Still, fears abound in providing the Israelis with information about journalists’ whereabouts.

“There is always fear,” Shuruq Asad, a Jerusalem-based member of PJS’s general secretariat, told Truthout. “But we really want to provide the journalists with what they need, and the main thing is to help with their protection, to help them to not be harmed, not to lose their lives. Providing the coordinates — this is usually what press people do, and humanitarians, doctors, and so on. So this is one of the responsibilities for us.”

“There’s no stability in Gaza, no protection for journalists,” she continued. “You’re under military orders, Israeli military orders, and they think they have the right to do anything.”

“So Many Things That Journalists Need”

Mobile press centers are only the latest initiative between PJS and IFJ to support journalists in the Gaza Strip. Shortly after October 7, when Israeli forces first began their bombardment of Gaza, PJS and IFJ focused on supporting journalists reeling from air strikes and artillery shelling. But even this basic support can be difficult to provide, because since 2007, the Israeli blockade of Gaza has restricted the entry of anything Israel deems “dual use,” or potentially beneficial to Palestinian militants. That means, while PJS distributes ballistic helmets and bulletproof vests in the West Bank, it is prevented from doing so in Gaza, where such life-saving gear is even more desperately needed. Instead, PJS and IFJ have been issuing first aid kits to journalists in Gaza, which nevertheless proved to be life-saving, according to Zaarour, as well as providing professional resources like power banks and internet connections. But as the Israeli blockade of Gaza intensified, cutting off even food, the necessary support became even more basic.

“Since the Israeli army resorted to weaponizing food and other basic needs, we had to focus on providing food parcels, clothes and shelters,” Zaarour said.

Now, nearly nine months into the Israeli genocide with a permanent ceasefire still appearing elusive, Zaarour says what journalists in Gaza long for is an end to the violence. “There are so many things that journalists need and wish to have, but everything is dwarfed by the need for the war to end.”
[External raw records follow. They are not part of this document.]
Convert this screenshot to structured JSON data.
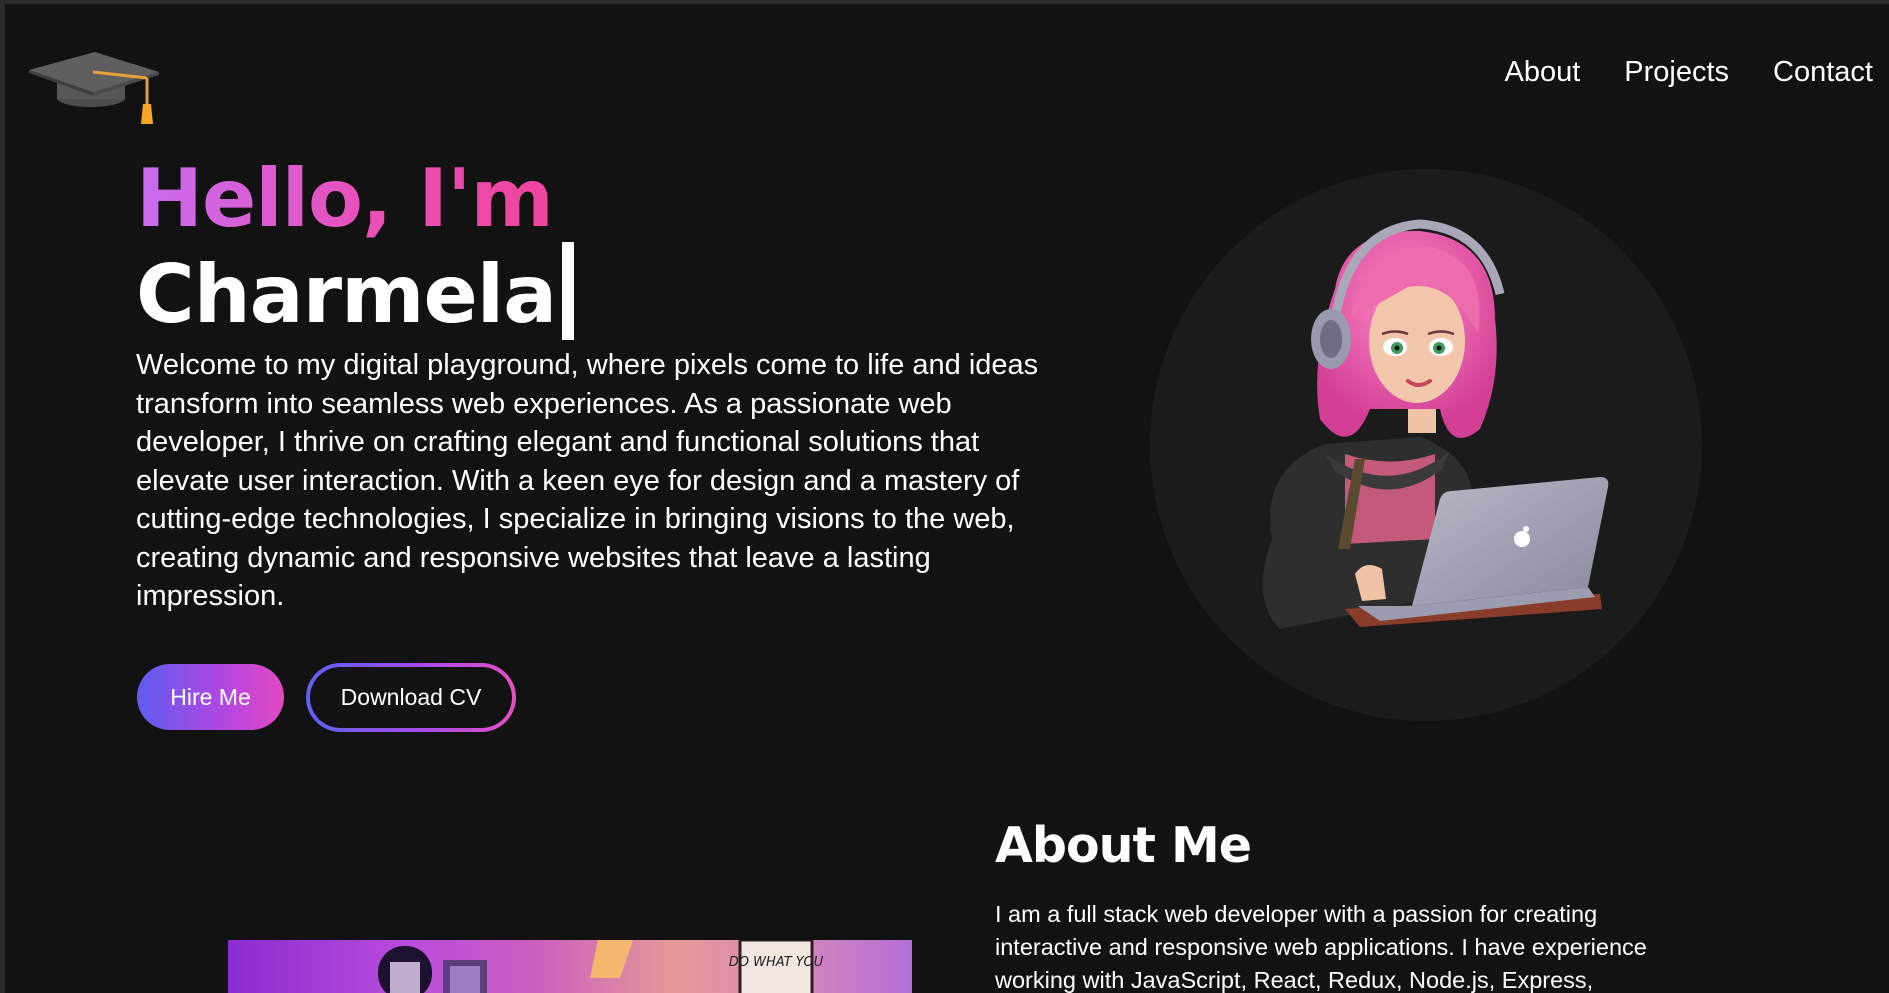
{
  "nav": {
    "logo_icon": "graduation-cap-icon",
    "links": [
      "About",
      "Projects",
      "Contact"
    ]
  },
  "hero": {
    "greeting": "Hello, I'm",
    "name": "Charmela",
    "intro": "Welcome to my digital playground, where pixels come to life and ideas transform into seamless web experiences. As a passionate web developer, I thrive on crafting elegant and functional solutions that elevate user interaction. With a keen eye for design and a mastery of cutting-edge technologies, I specialize in bringing visions to the web, creating dynamic and responsive websites that leave a lasting impression.",
    "hire_label": "Hire Me",
    "cv_label": "Download CV",
    "avatar_image": "avatar-girl-with-headphones-and-laptop"
  },
  "about": {
    "title": "About Me",
    "text": "I am a full stack web developer with a passion for creating interactive and responsive web applications. I have experience working with JavaScript, React, Redux, Node.js, Express,",
    "photo_sign_text": "DO WHAT YOU"
  },
  "colors": {
    "background": "#121212",
    "accent_purple": "#c86df2",
    "accent_pink": "#f0449a",
    "accent_blue": "#5f5cf0",
    "text": "#ffffff"
  }
}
The PJS’s Khayyat takes that demand one step further, calling not only for the end of the current Israeli genocide in Gaza, but the Israeli occupation of Palestine in general. As the monument to journalists in Ramallah attests, the current genocide is only the latest manifestation of the Israeli occupation of Palestine. Only when the occupation is over will there be no more “martyrs,” as the PJS’s recent monument memorializes.

“End the occupation,” she said. “This is the main demand that we have, because most of our problems, most of the violations, most of the journalists who we are losing, it’s because of the occupation.”